Thu, 29 Aug 2002 16:38:01 +0100
Greg Hudson wrote:
> On Wed, 2002-08-28 at 16:47, Reedy,Christopher L. (Chris) wrote:
> Linus probably knows more about gcc than I do, but I think spending lots
> of time in the kernel may have skewed his judgment. Visible performance
> problems in the real world almost always stem from algorithms with poor
> scaling characteristics (O(n^2) or worse, where n is actually growing
> large). Not cache locality, not "hot spots" which need to be
> hand-optimized, not anything like that.
The issue has arisen because gcc compile times have got radically worse
between 2.95.3 and 3.2 - in quite a number of cases compiles are now
taking hours (or even days) longer than they used to.
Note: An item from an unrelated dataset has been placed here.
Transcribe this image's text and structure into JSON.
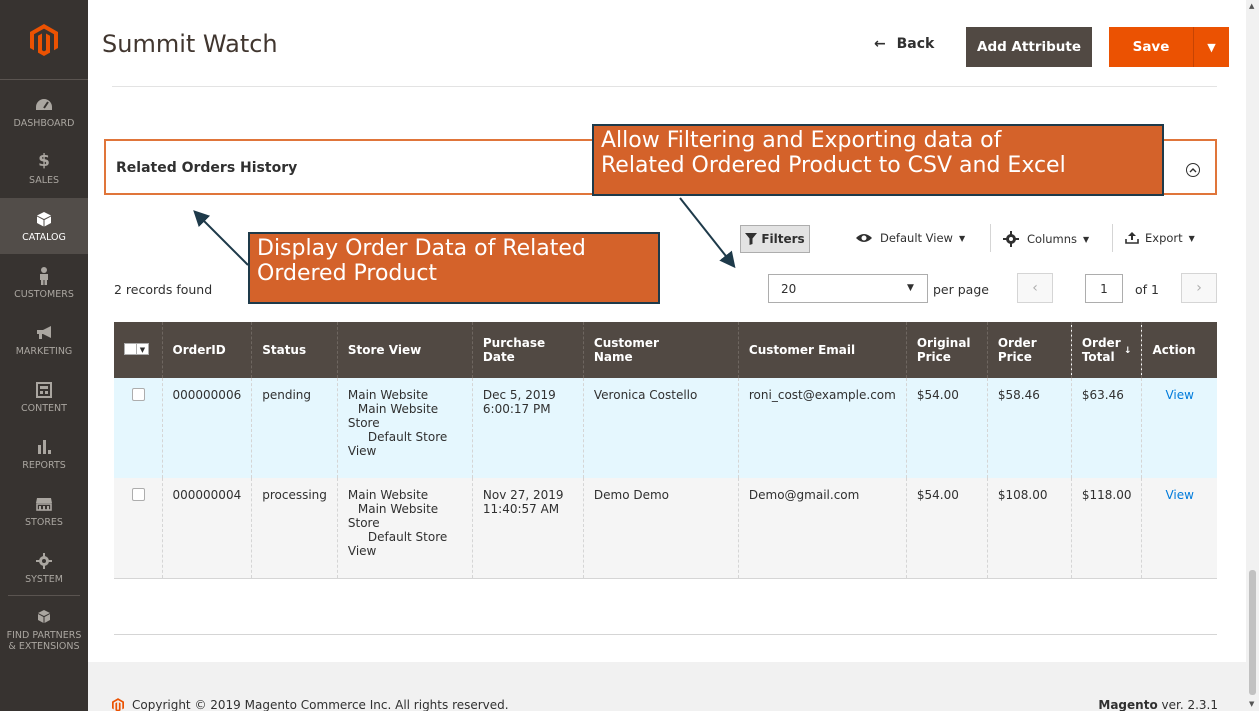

There have
already been quite a number of improvements but a very common theme has
been that the newer version performs a lot more memory allocations (each
version in fact has been getting slightly worse in this respect as more
intermediate optimizations have been added).
The discussion about gc has arisen because the change from 2.95 to 3.2
corresponds with the introduction of gc. While Linus has been quite
scathing about the use of gc I think a number of other people have
pointed out that gc per-se is not necessarily the problem, but the way
in which internal data structures are created in the presence of the new
allocator/collector has caused a lot the problems.
gcc's internal data representations use a lot of pointers (it's all
rather LISPy in the RTL :-)) and chasing these pointers around when the
objects being followed are scattered throughout the memory map has
caused serious performance losses because of the lack of data locality.
Not only is this causing cache losses but also TLB-related problems
too. It seems that the obstacks that were in use before had a
(aparently unplanned) side effect of helping to keep related objects
local to each other and thus these problems were much less obvious.
I think the other question that has been raised is what sort of cache
and TLB-related performance problems does the gc suffer/cause when it
runs. I don't think anyone has actually answered this yet though.